São 5 horas da manhã, e os meninos tem 6 e 7 anos, mas já acordam com frases do tipo “você se comporta como uma mulherzinha”, “vou te bater até você entender”… Situações como essas são mais comuns que o café na mesa das crianças – aliás, isso é o que mais falta no lugar onde moro, mas esse já é um assunto para um outro texto.
Diariamente, nas minhas ações do Autoestima Diva, encontro mães que reproduzem esse tipo de atitude com seus filhos. Ao conversar com elas, meu espanto foi perceber que realmente elas não tinham a mínima noção de como estavam formando aqueles seres humanos, reproduzindo ou sendo tão machistas quanto foram criadas. Em função disso, fiquei muitos dias pensando em como nós mulheres estamos algumas vezes repassando o machismo que nos foi enfiado pela garganta.
“Se comporte como uma menina”, “futebol é brincadeira para homens”, “você nunca conseguirá um bom casamento se não aprender as tarefas de casa”: com certeza, o feminismo não precisaria existir se não fosse a presença do machismo. Em um tempo em que o empoderamento feminino tem crescido, me pergunto se esse poder dado aos homens ferrou apenas com a gente. Cheguei à conclusão de que ambos os lados foram extremamente violentados em suas liberdades naturais. Pode parecer estranho, mas o fato é que o machismo oprime, de formas diferentes tanto homens como mulheres. Mulheres são preparadas para serem vulneráveis e homens ensinados para controlar e ter o poder. A situação se agrava quando essas duas questões estão diretamente ligadas ao sexo, álcool e dinheiro, gerando nos homens descaso com a saúde, violência no trânsito e em casa. Ou seja, de alguma forma, o opressor também é oprimido pelo sistema que o sustenta.
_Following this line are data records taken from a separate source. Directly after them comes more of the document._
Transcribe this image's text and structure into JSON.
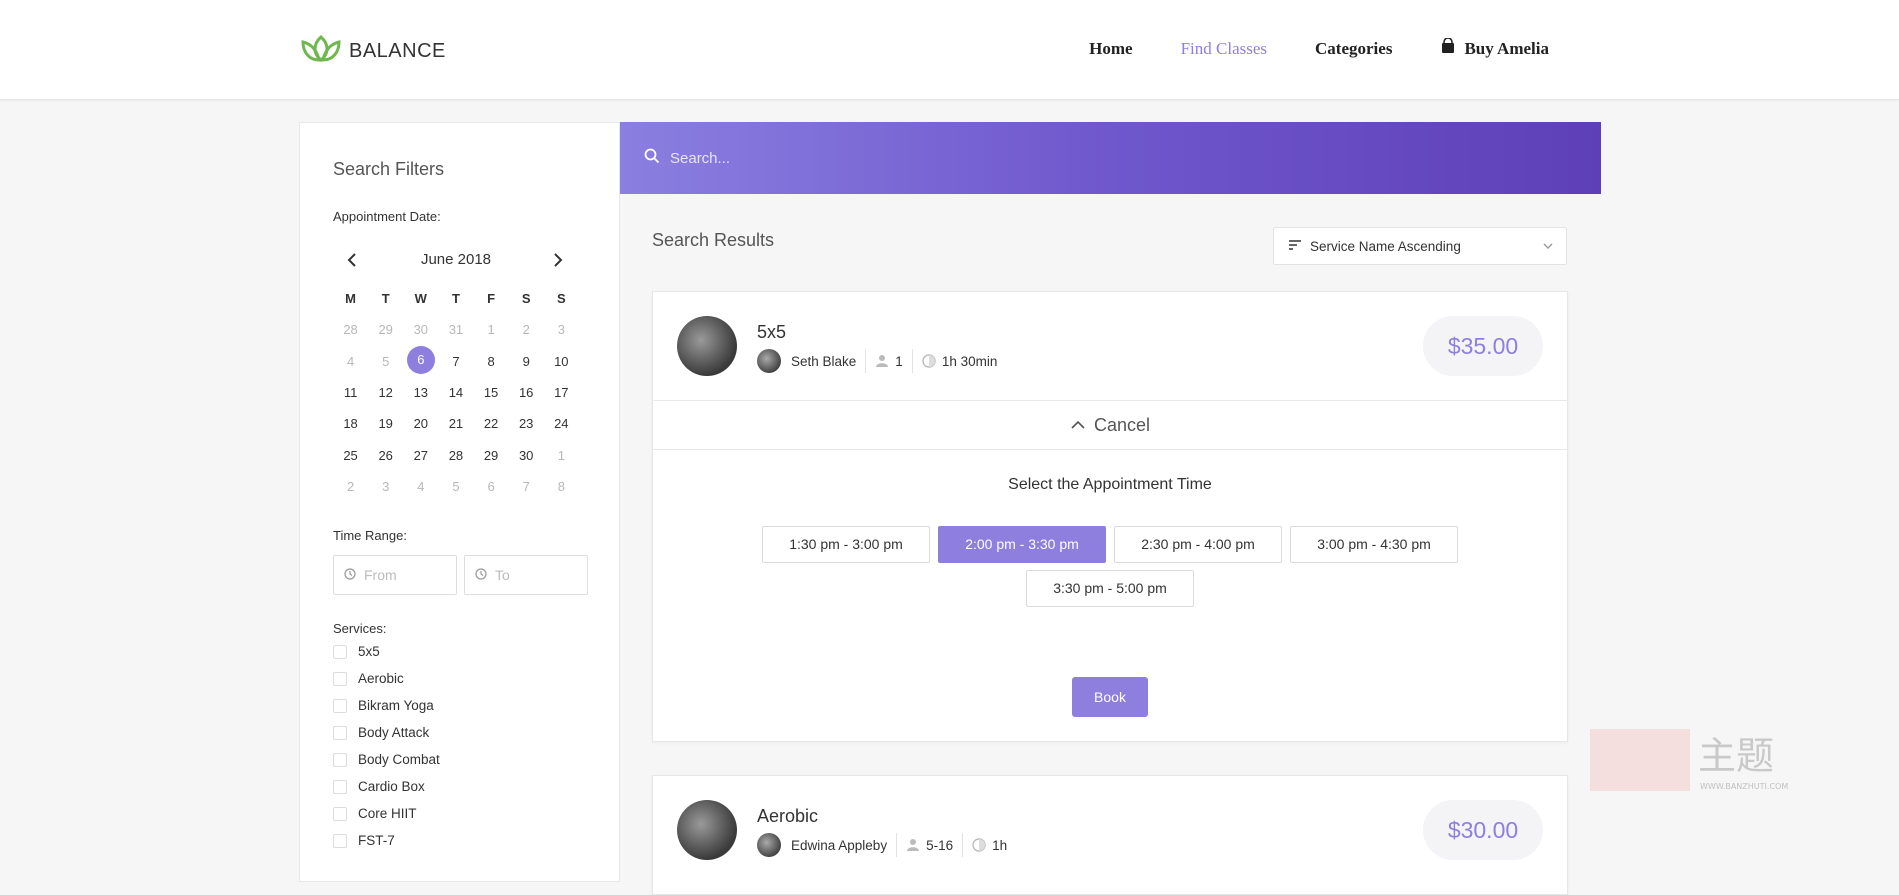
{
  "header": {
    "brand": "BALANCE",
    "nav": [
      "Home",
      "Find Classes",
      "Categories",
      "Buy Amelia"
    ],
    "active_nav": "Find Classes",
    "accent_color": "#8e7fdf"
  },
  "sidebar": {
    "title": "Search Filters",
    "date_label": "Appointment Date:",
    "calendar": {
      "month": "June 2018",
      "weekdays": [
        "M",
        "T",
        "W",
        "T",
        "F",
        "S",
        "S"
      ],
      "weeks": [
        [
          "28",
          "29",
          "30",
          "31",
          "1",
          "2",
          "3"
        ],
        [
          "4",
          "5",
          "6",
          "7",
          "8",
          "9",
          "10"
        ],
        [
          "11",
          "12",
          "13",
          "14",
          "15",
          "16",
          "17"
        ],
        [
          "18",
          "19",
          "20",
          "21",
          "22",
          "23",
          "24"
        ],
        [
          "25",
          "26",
          "27",
          "28",
          "29",
          "30",
          "1"
        ],
        [
          "2",
          "3",
          "4",
          "5",
          "6",
          "7",
          "8"
        ]
      ],
      "selected": "6"
    },
    "time_range_label": "Time Range:",
    "time_from_placeholder": "From",
    "time_to_placeholder": "To",
    "services_label": "Services:",
    "services": [
      "5x5",
      "Aerobic",
      "Bikram Yoga",
      "Body Attack",
      "Body Combat",
      "Cardio Box",
      "Core HIIT",
      "FST-7"
    ]
  },
  "search": {
    "placeholder": "Search..."
  },
  "results": {
    "title": "Search Results",
    "sort_label": "Service Name Ascending",
    "cards": [
      {
        "name": "5x5",
        "employee": "Seth Blake",
        "capacity": "1",
        "duration": "1h 30min",
        "price": "$35.00",
        "cancel_label": "Cancel",
        "appointment_title": "Select the Appointment Time",
        "slots": [
          "1:30 pm - 3:00 pm",
          "2:00 pm - 3:30 pm",
          "2:30 pm - 4:00 pm",
          "3:00 pm - 4:30 pm",
          "3:30 pm - 5:00 pm"
        ],
        "selected_slot": "2:00 pm - 3:30 pm",
        "book_label": "Book"
      },
      {
        "name": "Aerobic",
        "employee": "Edwina Appleby",
        "capacity": "5-16",
        "duration": "1h",
        "price": "$30.00"
      }
    ]
  },
  "watermark": {
    "text": "主题",
    "url": "WWW.BANZHUTI.COM"
  }
}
Eu tinha sete anos quando minha tia foi assassinada pelo marido. Como se já não bastasse a crueldade do ato, os motivos foram os mais absurdos: samba, batom vermelho, decote, ciúmes. De acordo com a ONU Mulheres, o número de mulheres mortas caiu. Isso seria um grande passo, se o número de mulheres negras mortas não tivesse subido 54%, segundo dados de 2003 a 2013 da Organização Mundial da Saúde (OMS) do Mapa da Violência sobre homicídios entre o público feminino. No caso citado acima, o autor do crime nunca foi preso ou encontrado.
De acordo com o documentário Precisamos Falar com os Homens?, longa-metragem da mesma ONU Mulheres em parceria com o portal Papo de Homem, a maior parte da população carcerária do Brasil é composta por homens. Podemos chegar a uma reflexão de que esse dado está nitidamente ligado à cultura do machismo de uma sociedade que cria homens desde cedo para terem poder tanto no trabalho quanto na rua, em casa, no sexo e no crime.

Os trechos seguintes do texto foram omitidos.